In terms of demand, sales momentum is expected to turn cold. According to a Friday report by DBS Group Research, the combined impact of these measures raises the cost of ownership on an assumed $1.5 million property purchase by $75,000 for first-time buyer and $150,000 for investor.
With the increased upfront capital commitment, DBS expects demand from investors and foreigners to cool in the immediate term. In terms of sales momentum, total volumes is expected to fall to 9,000-10,000 units in 2018, and potentially even further if these curbs remain.
On the supply side, the en-bloc market could potentially grind to a halt as developers to recalibrate their strategies to clear unsold stock acquired at high prices.
According to DBS, the revised ABSD rates -- 25% ABSD and an additional 5% non-remittable for en-bloc sales -- greatly increases the capital commitment for developers looking to land-bank further in a period of increased uncertainty in buying volumes and heightened supply entering the market in the coming two years.
This means the immediate strategy for developers with upcoming launches will be to re-look at their pricing and launch strategy. In the longer term, if sell-through rates do not follow through, the risk of potential write-off to land values will be a concern. However, this is not a base case scenario at this moment.
With sentiment for developers expected to weaken with up to a 20% potential downside in share prices, DBS expects further selling pressure on developers in the near term.

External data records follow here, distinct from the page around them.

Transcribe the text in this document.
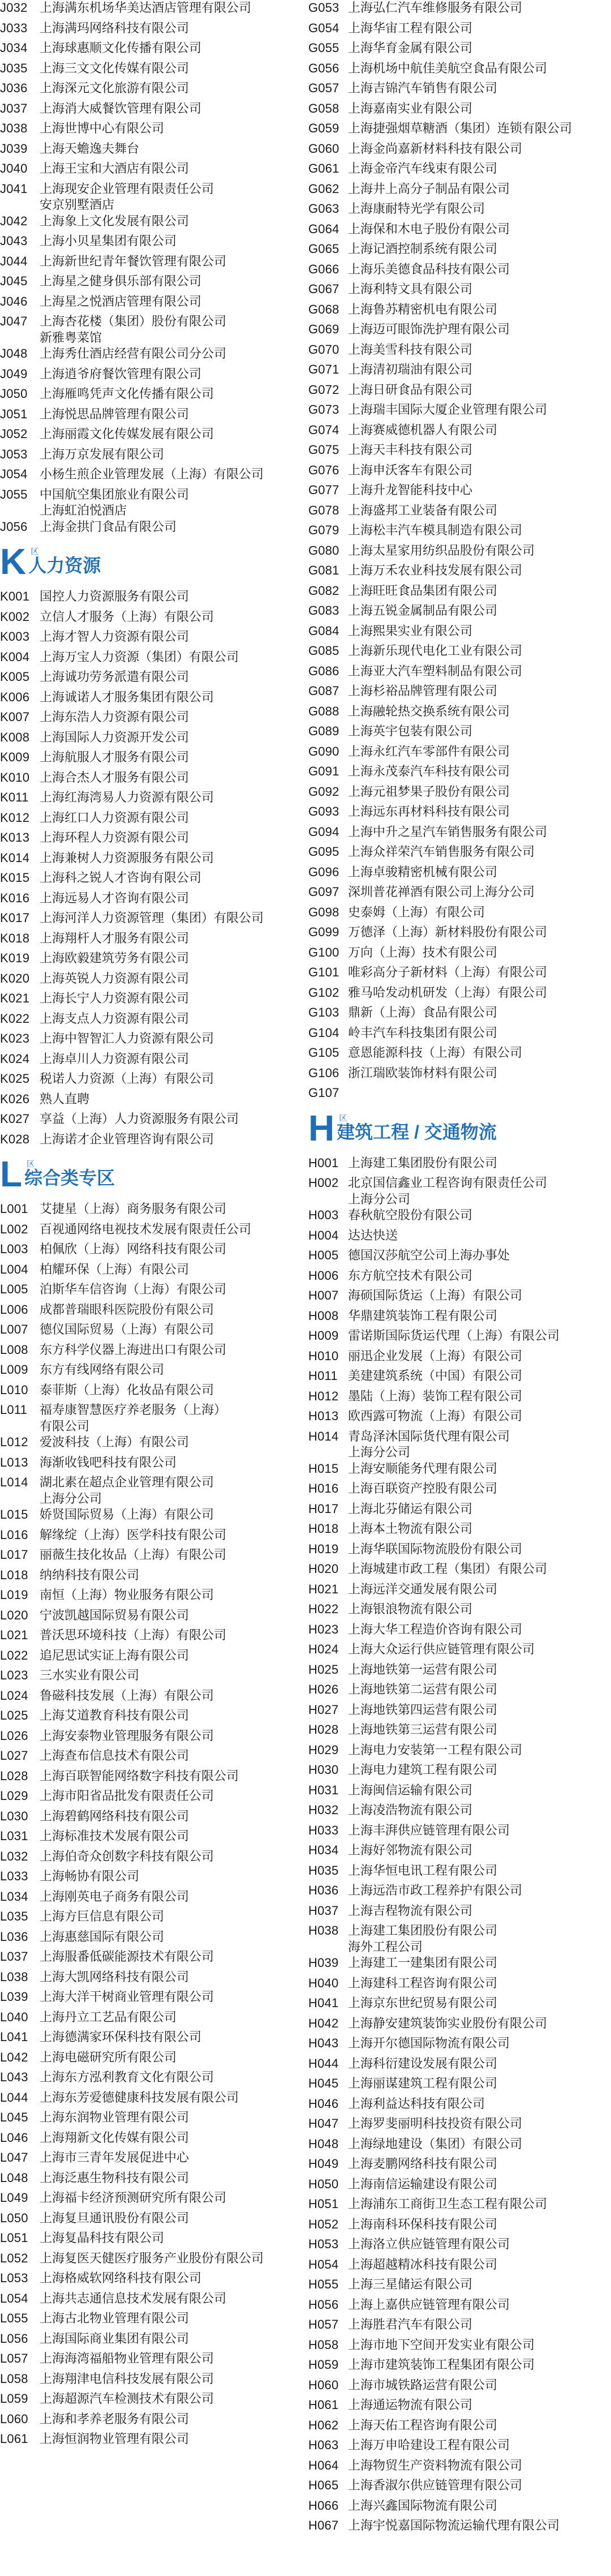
J032 上海满东机场华美达酒店管理有限公司
J033 上海满玛网络科技有限公司
J034 上海球惠顺文化传播有限公司
J035 上海三文文化传媒有限公司
J036 上海深元文化旅游有限公司
J037 上海消大威餐饮管理有限公司
J038 上海世博中心有限公司
J039 上海天蟾逸夫舞台
J040 上海王宝和大酒店有限公司
J041 上海现安企业管理有限责任公司
安京别墅酒店
J042 上海象上文化发展有限公司
J043 上海小贝星集团有限公司
J044 上海新世纪青年餐饮管理有限公司
J045 上海星之健身俱乐部有限公司
J046 上海星之悦酒店管理有限公司
J047 上海杏花楼（集团）股份有限公司
新雅粤菜馆
J048 上海秀仕酒店经营有限公司分公司
J049 上海逍爷府餐饮管理有限公司
J050 上海雁鸣凭声文化传播有限公司
J051 上海悦思品牌管理有限公司
J052 上海丽霞文化传媒发展有限公司
J053 上海万京发展有限公司
J054 小杨生煎企业管理发展（上海）有限公司
J055 中国航空集团旅业有限公司
上海虹泊悦酒店
J056 上海金拱门食品有限公司
K 区
人力资源
K001 国控人力资源服务有限公司
K002 立信人才服务（上海）有限公司
K003 上海才智人力资源有限公司
K004 上海万宝人力资源（集团）有限公司
K005 上海诚功劳务派遣有限公司
K006 上海诚诺人才服务集团有限公司
K007 上海东浩人力资源有限公司
K008 上海国际人力资源开发公司
K009 上海航服人才服务有限公司
K010 上海合杰人才服务有限公司
K011 上海红海湾易人力资源有限公司
K012 上海红口人力资源有限公司
K013 上海环程人力资源有限公司
K014 上海兼树人力资源服务有限公司
K015 上海科之锐人才咨询有限公司
K016 上海远易人才咨询有限公司
K017 上海河洋人力资源管理（集团）有限公司
K018 上海翔杆人才服务有限公司
K019 上海欧毅建筑劳务有限公司
K020 上海英锐人力资源有限公司
K021 上海长宁人力资源有限公司
K022 上海支点人力资源有限公司
K023 上海中智智汇人力资源有限公司
K024 上海卓川人力资源有限公司
K025 税诺人力资源（上海）有限公司
K026 熟人直聘
K027 享益（上海）人力资源服务有限公司
K028 上海诺才企业管理咨询有限公司
L 区
综合类专区
L001 艾捷星（上海）商务服务有限公司
L002 百视通网络电视技术发展有限责任公司
L003 柏佩欣（上海）网络科技有限公司
L004 柏耀环保（上海）有限公司
L005 泊斯华车信咨询（上海）有限公司
L006 成都普瑞眼科医院股份有限公司
L007 德仪国际贸易（上海）有限公司
L008 东方科学仪器上海进出口有限公司
L009 东方有线网络有限公司
L010 泰菲斯（上海）化妆品有限公司
L011 福寿康智慧医疗养老服务（上海）
有限公司
L012 爱波科技（上海）有限公司
L013 海渐收钱吧科技有限公司
L014 湖北素在超点企业管理有限公司
上海分公司
L015 娇贤国际贸易（上海）有限公司
L016 解缘绽（上海）医学科技有限公司
L017 丽薇生技化妆品（上海）有限公司
L018 纳纳科技有限公司
L019 南恒（上海）物业服务有限公司
L020 宁波凯越国际贸易有限公司
L021 普沃思环境科技（上海）有限公司
L022 追尼思试实证上海有限公司
L023 三水实业有限公司
L024 鲁磁科技发展（上海）有限公司
L025 上海艾道教育科技有限公司
L026 上海安泰物业管理服务有限公司
L027 上海查布信息技术有限公司
L028 上海百联智能网络数字科技有限公司
L029 上海市阳省品批发有限责任公司
L030 上海碧鹤网络科技有限公司
L031 上海标准技术发展有限公司
L032 上海伯奇众创数字科技有限公司
L033 上海畅协有限公司
L034 上海刚英电子商务有限公司
L035 上海方巨信息有限公司
L036 上海惠慈国际有限公司
L037 上海服番低碳能源技术有限公司
L038 上海大凯网络科技有限公司
L039 上海大洋干树商业管理有限公司
L040 上海丹立工艺品有限公司
L041 上海德满家环保科技有限公司
L042 上海电磁研究所有限公司
L043 上海东方泓利教育文化有限公司
L044 上海东芳爱德健康科技发展有限公司
L045 上海东润物业管理有限公司
L046 上海翔新文化传媒有限公司
L047 上海市三青年发展促进中心
L048 上海泛惠生物科技有限公司
L049 上海福卡经济预测研究所有限公司
L050 上海复旦通讯股份有限公司
L051 上海复晶科技有限公司
L052 上海复医天健医疗服务产业股份有限公司
L053 上海格威软网络科技有限公司
L054 上海共志通信息技术发展有限公司
L055 上海古北物业管理有限公司
L056 上海国际商业集团有限公司
L057 上海海湾福船物业管理有限公司
L058 上海翔津电信科技发展有限公司
L059 上海超源汽车检测技术有限公司
L060 上海和孝养老服务有限公司
L061 上海恒润物业管理有限公司
G053 上海弘仁汽车维修服务有限公司
G054 上海华宙工程有限公司
G055 上海华育金属有限公司
G056 上海机场中航佳美航空食品有限公司
G057 上海吉锦汽车销售有限公司
G058 上海嘉南实业有限公司
G059 上海捷强烟草糖酒（集团）连锁有限公司
G060 上海金尚嘉新材料科技有限公司
G061 上海金帝汽车线束有限公司
G062 上海井上高分子制品有限公司
G063 上海康耐特光学有限公司
G064 上海保和木电子股份有限公司
G065 上海记酒控制系统有限公司
G066 上海乐美德食品科技有限公司
G067 上海利特文具有限公司
G068 上海鲁苏精密机电有限公司
G069 上海迈可眼饰洗护理有限公司
G070 上海美雪科技有限公司
G071 上海清初瑞油有限公司
G072 上海日研食品有限公司
G073 上海瑞丰国际大厦企业管理有限公司
G074 上海赛威德机器人有限公司
G075 上海天丰科技有限公司
G076 上海申沃客车有限公司
G077 上海升龙智能科技中心
G078 上海盛邦工业装备有限公司
G079 上海松丰汽车模具制造有限公司
G080 上海太星家用纺织品股份有限公司
G081 上海万禾农业科技发展有限公司
G082 上海旺旺食品集团有限公司
G083 上海五锐金属制品有限公司
G084 上海熙果实业有限公司
G085 上海新乐现代电化工业有限公司
G086 上海亚大汽车塑料制品有限公司
G087 上海杉裕品牌管理有限公司
G088 上海融轮热交换系统有限公司
G089 上海英宇包装有限公司
G090 上海永红汽车零部件有限公司
G091 上海永茂泰汽车科技有限公司
G092 上海元祖梦果子股份有限公司
G093 上海远东再材料科技有限公司
G094 上海中升之星汽车销售服务有限公司
G095 上海众祥荣汽车销售服务有限公司
G096 上海卓骏精密机械有限公司
G097 深圳普花禅酒有限公司上海分公司
G098 史泰姆（上海）有限公司
G099 万德泽（上海）新材料股份有限公司
G100 万向（上海）技术有限公司
G101 唯彩高分子新材料（上海）有限公司
G102 雅马哈发动机研发（上海）有限公司
G103 鼎新（上海）食品有限公司
G104 岭丰汽车科技集团有限公司
G105 意恩能源科技（上海）有限公司
G106 浙江瑞欧装饰材料有限公司
G107
H 区
建筑工程 / 交通物流
H001 上海建工集团股份有限公司
H002 北京国信鑫业工程咨询有限责任公司
上海分公司
H003 春秋航空股份有限公司
H004 达达快送
H005 德国汉莎航空公司上海办事处
H006 东方航空技术有限公司
H007 海硕国际货运（上海）有限公司
H008 华鼎建筑装饰工程有限公司
H009 雷诺斯国际货运代理（上海）有限公司
H010 丽迅企业发展（上海）有限公司
H011 美建建筑系统（中国）有限公司
H012 墨陆（上海）装饰工程有限公司
H013 欧西露可物流（上海）有限公司
H014 青岛泽沐国际货代理有限公司
上海分公司
H015 上海安顺能务代理有限公司
H016 上海百联资产控股有限公司
H017 上海北芬储运有限公司
H018 上海本土物流有限公司
H019 上海华联国际物流股份有限公司
H020 上海城建市政工程（集团）有限公司
H021 上海远洋交通发展有限公司
H022 上海银浪物流有限公司
H023 上海大华工程造价咨询有限公司
H024 上海大众运行供应链管理有限公司
H025 上海地铁第一运营有限公司
H026 上海地铁第二运营有限公司
H027 上海地铁第四运营有限公司
H028 上海地铁第三运营有限公司
H029 上海电力安装第一工程有限公司
H030 上海电力建筑工程有限公司
H031 上海闽信运输有限公司
H032 上海凌浩物流有限公司
H033 上海丰湃供应链管理有限公司
H034 上海好邻物流有限公司
H035 上海华恒电讯工程有限公司
H036 上海远浩市政工程养护有限公司
H037 上海吉程物流有限公司
H038 上海建工集团股份有限公司
海外工程公司
H039 上海建工一建集团有限公司
H040 上海建科工程咨询有限公司
H041 上海京东世纪贸易有限公司
H042 上海静安建筑装饰实业股份有限公司
H043 上海开尔德国际物流有限公司
H044 上海科衍建设发展有限公司
H045 上海丽谋建筑工程有限公司
H046 上海利益达科技有限公司
H047 上海罗斐丽明科技投资有限公司
H048 上海绿地建设（集团）有限公司
H049 上海麦鹏网络科技有限公司
H050 上海南信运输建设有限公司
H051 上海浦东工商街卫生态工程有限公司
H052 上海南科环保科技有限公司
H053 上海洛立供应链管理有限公司
H054 上海超越精冰科技有限公司
H055 上海三星储运有限公司
H056 上海上嘉供应链管理有限公司
H057 上海胜君汽车有限公司
H058 上海市地下空间开发实业有限公司
H059 上海市建筑装饰工程集团有限公司
H060 上海市城铁路运营有限公司
H061 上海通运物流有限公司
H062 上海天佑工程咨询有限公司
H063 上海万申哈建设工程有限公司
H064 上海物贸生产资料物流有限公司
H065 上海香淑尔供应链管理有限公司
H066 上海兴鑫国际物流有限公司
H067 上海宇悦嘉国际物流运输代理有限公司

DBS is cutting developers to “underweight” and downgrading the following stocks: City Developments to “fully valued” with $10.00 target price, UOL to “hold” with $7.82 target price, Chip Eng Seng to “fully valued” with 75 cents target price and Roxy-Pacific to “fully valued with 40 cents target price mainly on increased discounts to RNAV. APAC Realty has also been cut to “fully valued” with 66 cents target price.
“We maintain “buy” on CapitaLand with $3.62 target price and Frasers Property with $1.90 target price for its diversified business model, lower exposure to residential market of less than 5% and high dividend yield of 4%-5% respectively,” says lead analyst Derek Tan.
As at 1.29pm, shares in CapitaLand are down 15 cents at $3.03 while shares in Frasers Property are down 4.2% at $1.60.